Parallel Tasks: Split & Join

A state normally runs one task. When you need parallelism — scatter-gather queries, redundant API calls, batch processing, hedged requests — register that state with register_split() instead of register(): a list of tasks that run concurrently, plus a JoinConfig that picks a JoinStrategy (All, Any, Quorum(n), Percentage(p), PartialResults(n), PartialTimeout) and the next state to transition to once the strategy is satisfied. An optional .with_bulkhead(n) caps how many of those tasks run at once.

A split state
let join_config = JoinConfig::new(JoinStrategy::All, State::Aggregate)
    .with_timeout(Duration::from_secs(5));

Workflow::new(Resources::new().insert("store", store))
    .register_split(State::Fanout, vec![Worker { id: 1 }, Worker { id: 2 }], join_config)
    .register(State::Aggregate, Aggregator)
    .add_exit_state(State::Complete)

The join strategies, the bulkhead, and the parallel-processing patterns (queue consumer, dynamic task generation, resource-limited fan-out, scheduled batches) are all covered in the Split & Join guide.


Workflow per HTTP Request

A very common pattern is triggering a workflow for every incoming HTTP request, running the FSM to completion, and returning the results in the response. Cano workflows are cheap to construct — tasks are small Clone structs wrapped in Arc internally — so building one per request is fast, and split/join inside the workflow gives you per-request parallelism for free.

Store isolation

The MemoryStore is Arc-wrapped, so cloning a workflow shares the same store. For request-scoped data, create a fresh store per request to avoid data leaking between concurrent requests.

Workflow per Request

sequenceDiagram participant Client participant Handler as HTTP Handler participant Store as MemoryStore participant WF as Workflow FSM Client->>Handler: POST /process {text} Handler->>Store: put("input_text", text) Handler->>WF: orchestrate(Parse) WF->>Store: get / put during tasks WF-->>Handler: Ok(Done) Handler->>Store: get("word_count"), get("uppercased") Handler-->>Client: 200 JSON response

The shape of the handler:

  1. Create a fresh MemoryStore for the request and write the request data into it with store.put().
  2. Build the workflow with a factory function that takes the store, then call workflow.orchestrate(initial_state) to drive the FSM to an exit state.
  3. Read the results back out of the store and return them in the HTTP response. The exit state returned by orchestrate() tells you which terminal branch ran — use it for success/error response logic.
// One factory, called per request with a fresh store.
fn build_workflow(store: MemoryStore) -> Workflow<TextPipelineState> {
    Workflow::new(Resources::new().insert("store", store))
        .register(TextPipelineState::Parse, ParseTask)
        .register(TextPipelineState::Transform, TransformTask)
        .add_exit_state(TextPipelineState::Done)
        .with_timeout(Duration::from_secs(5))
}

// Inside an HTTP handler:
let store = MemoryStore::new();              // fresh store — full isolation
store.put("input_text", text)?;
let workflow = build_workflow(store.clone());
let final_state = workflow.orchestrate(TextPipelineState::Parse).await?; // which terminal branch ran
let word_count: usize = store.get("word_count")?;
Tip

Use .with_timeout() on the workflow to keep a hung request from blocking indefinitely. For read-heavy workloads with shared reference data, pre-populate one store, share it via Arc, and use per-request keys to avoid collisions. The full Axum version is in cargo run --example workflow_on_request.

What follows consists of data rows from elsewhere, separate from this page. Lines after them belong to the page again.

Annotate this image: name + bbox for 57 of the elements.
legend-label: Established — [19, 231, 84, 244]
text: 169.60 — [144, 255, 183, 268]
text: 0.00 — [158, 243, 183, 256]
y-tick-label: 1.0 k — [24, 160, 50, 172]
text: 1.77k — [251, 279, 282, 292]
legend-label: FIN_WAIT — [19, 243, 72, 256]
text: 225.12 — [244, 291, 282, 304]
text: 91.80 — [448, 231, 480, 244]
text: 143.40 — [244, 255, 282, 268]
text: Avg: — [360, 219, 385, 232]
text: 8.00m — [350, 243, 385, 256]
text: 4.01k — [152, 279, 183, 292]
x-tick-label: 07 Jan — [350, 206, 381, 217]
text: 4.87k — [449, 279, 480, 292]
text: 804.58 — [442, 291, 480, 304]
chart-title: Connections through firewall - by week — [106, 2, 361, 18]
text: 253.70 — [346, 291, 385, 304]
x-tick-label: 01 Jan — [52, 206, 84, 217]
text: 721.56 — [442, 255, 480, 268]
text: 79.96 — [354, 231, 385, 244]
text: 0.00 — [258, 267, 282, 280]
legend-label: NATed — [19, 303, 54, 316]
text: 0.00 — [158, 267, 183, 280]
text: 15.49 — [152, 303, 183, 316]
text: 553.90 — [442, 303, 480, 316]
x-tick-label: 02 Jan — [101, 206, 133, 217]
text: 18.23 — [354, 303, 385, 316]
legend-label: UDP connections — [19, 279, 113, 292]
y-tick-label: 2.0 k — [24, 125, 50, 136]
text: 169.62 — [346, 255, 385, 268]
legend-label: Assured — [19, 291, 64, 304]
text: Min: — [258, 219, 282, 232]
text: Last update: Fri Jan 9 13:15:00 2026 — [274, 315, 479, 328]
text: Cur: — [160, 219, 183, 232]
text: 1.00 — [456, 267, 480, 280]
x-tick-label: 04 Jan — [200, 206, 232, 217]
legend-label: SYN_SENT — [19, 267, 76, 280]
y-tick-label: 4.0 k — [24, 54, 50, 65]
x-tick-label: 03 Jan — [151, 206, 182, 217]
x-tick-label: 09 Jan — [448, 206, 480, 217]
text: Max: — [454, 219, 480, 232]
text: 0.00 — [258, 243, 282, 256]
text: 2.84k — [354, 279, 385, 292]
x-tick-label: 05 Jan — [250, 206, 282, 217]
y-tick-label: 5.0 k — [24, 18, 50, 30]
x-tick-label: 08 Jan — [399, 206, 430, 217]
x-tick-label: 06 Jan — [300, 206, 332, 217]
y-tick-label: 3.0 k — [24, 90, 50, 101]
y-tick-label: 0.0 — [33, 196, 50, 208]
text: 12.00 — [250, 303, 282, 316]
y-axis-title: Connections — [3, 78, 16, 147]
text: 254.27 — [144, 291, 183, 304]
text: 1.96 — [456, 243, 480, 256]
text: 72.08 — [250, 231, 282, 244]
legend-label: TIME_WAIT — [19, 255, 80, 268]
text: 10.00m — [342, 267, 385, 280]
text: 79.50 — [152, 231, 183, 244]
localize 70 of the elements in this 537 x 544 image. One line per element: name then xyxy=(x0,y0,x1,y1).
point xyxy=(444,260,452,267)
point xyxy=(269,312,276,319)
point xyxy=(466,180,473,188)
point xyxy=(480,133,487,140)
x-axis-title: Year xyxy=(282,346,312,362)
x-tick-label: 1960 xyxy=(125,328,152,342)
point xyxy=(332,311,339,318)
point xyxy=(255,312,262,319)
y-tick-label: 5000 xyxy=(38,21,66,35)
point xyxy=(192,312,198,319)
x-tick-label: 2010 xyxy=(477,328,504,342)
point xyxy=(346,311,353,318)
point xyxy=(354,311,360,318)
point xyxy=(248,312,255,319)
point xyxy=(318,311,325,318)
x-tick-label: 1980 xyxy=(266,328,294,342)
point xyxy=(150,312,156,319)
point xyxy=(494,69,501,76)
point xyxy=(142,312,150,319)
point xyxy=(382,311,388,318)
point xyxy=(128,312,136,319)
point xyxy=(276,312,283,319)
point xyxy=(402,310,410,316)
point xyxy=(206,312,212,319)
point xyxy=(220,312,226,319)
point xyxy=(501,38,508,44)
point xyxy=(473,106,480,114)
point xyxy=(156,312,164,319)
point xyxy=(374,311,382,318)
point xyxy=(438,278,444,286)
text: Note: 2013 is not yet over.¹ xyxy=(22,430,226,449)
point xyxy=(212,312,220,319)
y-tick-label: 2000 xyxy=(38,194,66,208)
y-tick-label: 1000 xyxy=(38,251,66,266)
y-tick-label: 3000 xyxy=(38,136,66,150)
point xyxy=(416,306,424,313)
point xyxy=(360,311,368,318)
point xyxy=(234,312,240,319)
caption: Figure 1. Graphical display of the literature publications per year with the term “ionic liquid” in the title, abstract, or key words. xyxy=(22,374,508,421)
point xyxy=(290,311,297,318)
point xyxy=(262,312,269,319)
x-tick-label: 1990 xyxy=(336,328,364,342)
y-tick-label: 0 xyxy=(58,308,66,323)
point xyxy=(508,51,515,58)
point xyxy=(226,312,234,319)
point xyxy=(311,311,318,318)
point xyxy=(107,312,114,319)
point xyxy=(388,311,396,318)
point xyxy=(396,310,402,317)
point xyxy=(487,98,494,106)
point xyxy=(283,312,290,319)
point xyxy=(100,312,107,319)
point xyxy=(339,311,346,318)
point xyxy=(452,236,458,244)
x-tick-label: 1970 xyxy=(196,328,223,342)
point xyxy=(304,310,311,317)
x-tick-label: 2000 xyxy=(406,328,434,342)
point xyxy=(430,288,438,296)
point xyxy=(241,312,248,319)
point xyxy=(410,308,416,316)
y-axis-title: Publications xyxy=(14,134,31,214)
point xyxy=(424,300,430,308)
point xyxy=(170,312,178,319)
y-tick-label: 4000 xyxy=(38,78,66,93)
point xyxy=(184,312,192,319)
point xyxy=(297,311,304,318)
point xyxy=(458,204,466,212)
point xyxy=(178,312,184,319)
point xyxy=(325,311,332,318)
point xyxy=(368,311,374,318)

Worked Example: Real-Time Ad Exchange

The repository ships a production-shaped example that chains several split/join points with mixed strategies: context gathering with All (100ms budget), bid requests across five DSPs with PartialTimeout (200ms SLA), bid scoring and result tracking with All, and a graceful error fan-out when any required split times out. It demonstrates multiple split points in one FSM, per-split timeouts, partial results, and complex state management across phases. Run it with cargo run --example workflow_ad_exchange, and see the Split & Join guide for the strategy reference it builds on.